Second Sunday in Lent, February 25, 2024: Genesis 17:1-7, 15-16; Romans 4:13-25; Mark 8:31-38; Psalm 22:22-30

Today Bishop David Rice joined us, and in his sermon, reflected on the gospel. Today’s gospel from Mark is one of the hard ones, where Jesus tells his disciples that those who wish to follow him must “deny themselves and take up their cross and follow me”. It’s a reminder that this is a hard road. Or, as the bishop quoted G.K. Chesterton, “The Christian ideal has not been tried and found wanting. It has been found difficult; and left untried.” The true gospel, Bishop David suggested, could be summed up by “Love everyone, help everyone”.

So how do we follow this road? I think the other part can be glimpsed from thinking about the readings from Genesis and from Paul’s letter to the Romans. Our reading from Genesis is one where we hear God making a covenant, a promise, to Abraham. Part of that promise is that he will be the ancestor of a multitude of nations: a wild promise to a 99 year old man with no children, whose elderly wife is past menopause! But it’s a promise that comes true.

Paul, in his letter to the Romans, reflects on that promise and reminds us that the promise to Abraham is not provisional: it is a result of Abraham’s faith in God’s promise, a faith that ignores the improbability of its fulfillment.

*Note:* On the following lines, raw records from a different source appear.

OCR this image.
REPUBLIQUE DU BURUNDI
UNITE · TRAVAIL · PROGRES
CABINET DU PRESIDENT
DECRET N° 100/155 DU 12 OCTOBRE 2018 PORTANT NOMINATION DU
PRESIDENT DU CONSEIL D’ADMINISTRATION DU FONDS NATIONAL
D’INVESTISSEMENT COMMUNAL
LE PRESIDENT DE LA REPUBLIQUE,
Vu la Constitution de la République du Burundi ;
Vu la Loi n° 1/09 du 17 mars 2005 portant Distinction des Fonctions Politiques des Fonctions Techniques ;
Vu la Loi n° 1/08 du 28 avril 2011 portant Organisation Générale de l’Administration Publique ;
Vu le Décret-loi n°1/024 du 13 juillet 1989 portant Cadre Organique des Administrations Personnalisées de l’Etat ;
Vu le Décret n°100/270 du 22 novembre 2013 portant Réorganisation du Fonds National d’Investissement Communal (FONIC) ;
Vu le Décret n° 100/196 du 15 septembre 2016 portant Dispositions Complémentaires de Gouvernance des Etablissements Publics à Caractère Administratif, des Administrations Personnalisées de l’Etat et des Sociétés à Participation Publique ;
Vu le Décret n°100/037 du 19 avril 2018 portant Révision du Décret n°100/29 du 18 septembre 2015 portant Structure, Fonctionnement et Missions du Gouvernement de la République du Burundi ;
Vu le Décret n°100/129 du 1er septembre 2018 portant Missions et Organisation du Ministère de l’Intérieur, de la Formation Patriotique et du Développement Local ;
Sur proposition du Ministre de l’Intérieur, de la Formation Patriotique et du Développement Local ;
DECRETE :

Similarly, it is our faith in the risen Christ that offers us salvation.

Why does this matter? Because it is very hard to love everyone, let alone to help everyone. We live in a society that defines itself by opposition: I’m for this and against that, I support these people, I hate those. We are told that the level of polarization in the US today is higher than at any time other than just before the Civil War in 1861. Can we love those whose values are not just different from ours, but opposite to ours? Can we help everyone who needs it? We can try. But it is indeed a cross, a hard road to follow. As Chesterton noted, it is difficult.

We should love everyone and help everyone. That’s the gospel. It’s not a feeling, it’s an action. We try to love and help because of our faith in Jesus. The promise of today’s readings is that when we fail (and we all fail, trust me) it is not the end of the story. Our faith is what saves us.